Some offers are too good to be true. In late September, San Francisco's Public Utilities Commission once again offered "high-quality, nutrient-rich, organic" compost to any citizen who wanted it absolutely free. It's a popular program. Bay-area residents sprinkle about 80 tons a year of the fertilizer on their lawns and gardens--even schoolyards.
But Washington, D. C.-based Center for Food Safety (CFS) says that San Franciscans may be getting more than they bargain for when they load their trunks with white plastic bags at the city's "Compost Giveaway Events." What the Public Utilities Commission fails to disclose, the CFS says, is that the popular soil amendment is made out of sewage sludge composted with wood chips or paper by-products. According to a report released this year by the Environmental Protection Agency, sludge has been found to contain heavy metals, pharmaceuticals, PCBs, flame retardants, and endocrine disruptors--pretty much anything that humans living and working in a large metropolitan area flush down their toilets or pour down their drains. The CFS claims that San Francisco's compost contains "toxic chemicals and hazardous materials."

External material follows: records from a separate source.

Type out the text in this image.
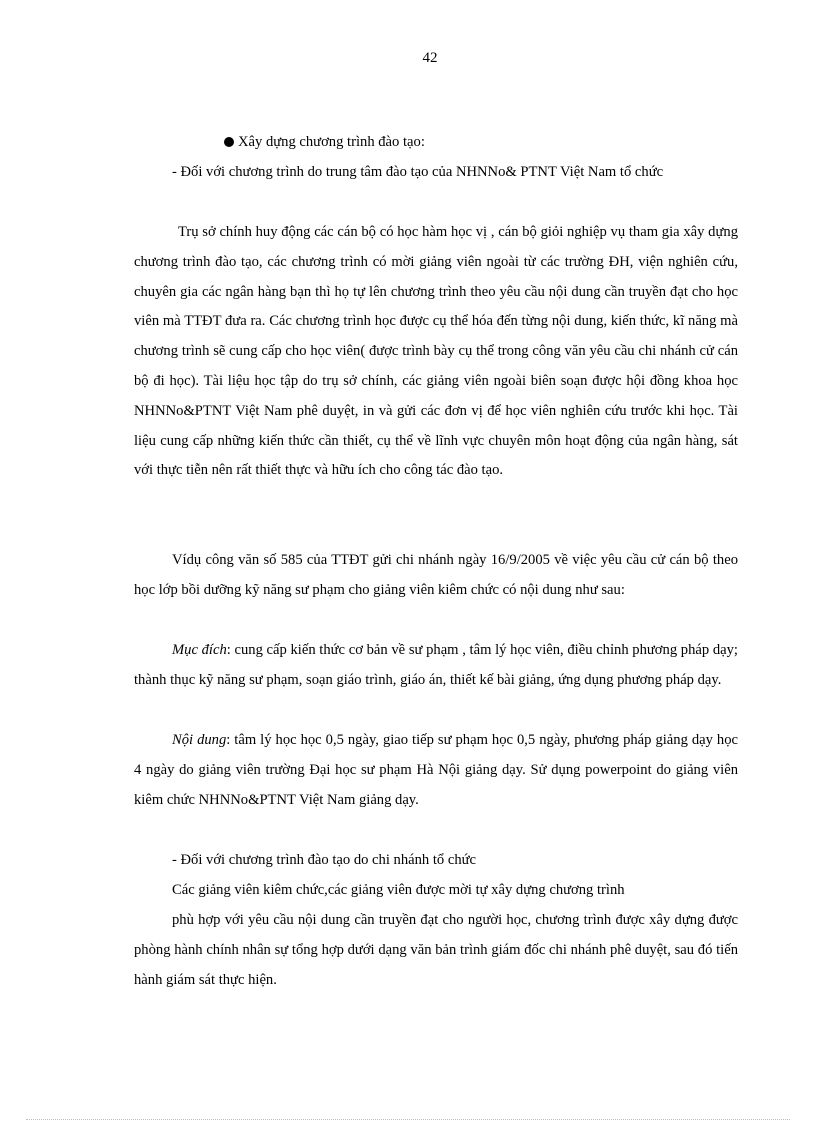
42
Xây dựng chương trình đào tạo:

- Đối với chương trình do trung tâm đào tạo của NHNNo& PTNT Việt Nam tổ chức

Trụ sở chính huy động các cán bộ có học hàm học vị , cán bộ giỏi nghiệp vụ tham gia xây dựng chương trình đào tạo, các chương trình có mời giảng viên ngoài từ các trường ĐH, viện nghiên cứu, chuyên gia các ngân hàng bạn thì họ tự lên chương trình theo yêu cầu nội dung cần truyền đạt cho học viên mà TTĐT đưa ra. Các chương trình học được cụ thể hóa đến từng nội dung, kiến thức, kĩ năng mà chương trình sẽ cung cấp cho học viên( được trình bày cụ thể trong công văn yêu cầu chi nhánh cử cán bộ đi học). Tài liệu học tập do trụ sở chính, các giảng viên ngoài biên soạn được hội đồng khoa học NHNNo&PTNT Việt Nam phê duyệt, in và gửi các đơn vị để học viên nghiên cứu trước khi học. Tài liệu cung cấp những kiến thức cần thiết, cụ thể về lĩnh vực chuyên môn hoạt động của ngân hàng, sát với thực tiễn nên rất thiết thực và hữu ích cho công tác đào tạo.

Vídụ công văn số 585 của TTĐT gửi chi nhánh ngày 16/9/2005 về việc yêu cầu cử cán bộ theo học lớp bồi dưỡng kỹ năng sư phạm cho giảng viên kiêm chức có nội dung như sau:

Mục đích: cung cấp kiến thức cơ bản về sư phạm , tâm lý học viên, điều chỉnh phương pháp dạy; thành thục kỹ năng sư phạm, soạn giáo trình, giáo án, thiết kế bài giảng, ứng dụng phương pháp dạy.

Nội dung: tâm lý học học 0,5 ngày, giao tiếp sư phạm học 0,5 ngày, phương pháp giảng dạy học 4 ngày do giảng viên trường Đại học sư phạm Hà Nội giảng dạy. Sử dụng powerpoint do giảng viên kiêm chức NHNNo&PTNT Việt Nam giảng dạy.

- Đối với chương trình đào tạo do chi nhánh tổ chức

Các giảng viên kiêm chức,các giảng viên được mời tự xây dựng chương trình

phù hợp với yêu cầu nội dung cần truyền đạt cho người học, chương trình được xây dựng được phòng hành chính nhân sự tổng hợp dưới dạng văn bản trình giám đốc chi nhánh phê duyệt, sau đó tiến hành giám sát thực hiện.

Although the current flashpoint is San Francisco, municipalities across the country are looking for places to put their sludge. The CFS has an on-going, nationwide program to shine light on the environmentally questionable practice, and the Organic Consumers Association, an advocacy group, announced last month that it is about to launch a "major campaign against the sewage sludge industry."
It was quite a spectacle at San Francisco City Hall Thursday. People dressed in hazmat suits, goggles and gloves dumped piles of compost on the steps."It's the stuff your flushing down your toilet," San Francisco PUC spokesperson Tyrone Jue said. "It's brought to our treatment plant, treated there, then to a compost facility where it's treated for another 30 days at 130 degrees Fahrenheit."
The Organic Consumers Association says it is dangerous sewage sludge.
Biosolids is really just a clever way of saying crap, and the water that went down with it -- it is the byproduct of the water treatment process. And the compost that was given to San Franciscans came from nine counties, which are home to oil refineries, metal container manufacturers, foundries and electronics manufacturers, Jill Richardson writes. Which means there's the potential for the compost to be a noxious soup of chemicals, metals, pharmaceuticals, bacteria, parasites and more.San Francisco's choice to label the compost "organic" has really got residents steamed. Richardson writes that the city claims they meant "organic" not to connote the USDA's program but that it instead "referred to the scientific definition of organic matter as in containing significant amounts of organic carbon." Hm, I'm guessing that might not have been immediately apparent to all the gardeners who hauled away sludge-laden compost. And in a city full of greens, the city almost certainly knew better.Organic Consumers Association is calling on Newsom, who ironically was named the country's greenest mayor by Organic Style, to stop the "toxic sewage sludge giveaways."
What to do?Unfortunately, many American farmers and gardeners are unknowingly using sludge-derived "compost." One reason for this is that sludged compost is being given away free in many cities throughout the United States, and as a result, farms and homes across the country have been unknowingly spreading hazardous chemicals and heavy metals on their fields, lawns and gardens. The problem has affected even our most prestigious residence--the White House. First Lady Michelle Obama herself has taken commendable steps to alleviate contamination from sludge-based fertilizer in her garden, a result of sludge used on the White House lawn more than a decade ago.
Courts have also weighed in on the dangers of sludge and the failure of the EPA to protect our food and farms. A federal court in Georgia recently ruled that land application of sewage sludge was the cause of contamination of several farms and the cause of death of the plaintiff farm's prizewinning cattle. The court also found that rat poison in sludge came out in milk distributed via commerce. It also turns out that in defending its sludge program in this case, the EPA used fraudulent data and tried to hide what they were doing. As the court noted: "The administrative record contains evidence that senior EPA officials took extraordinary steps to quash scientific dissent, and any questioning of the EPA's biosolids program."
Despite this case and mounting evidence of the dangers in biosolids, sludge giveaway programs continue unabated and are often accelerated.
Source separation, reduction, and--where the wastes are too hazardous to reuse--containment, are the elements of a safe recycling plan. It's long past due that the EPA, the wastewater treatment industry, and city governments acknowledge the truth about sewage sludge distributed as fertilizer: it's not safe, it's not compost, it's not organic, and it's certainly not cheap. Indeed, our communities and children could pay a steep human health price.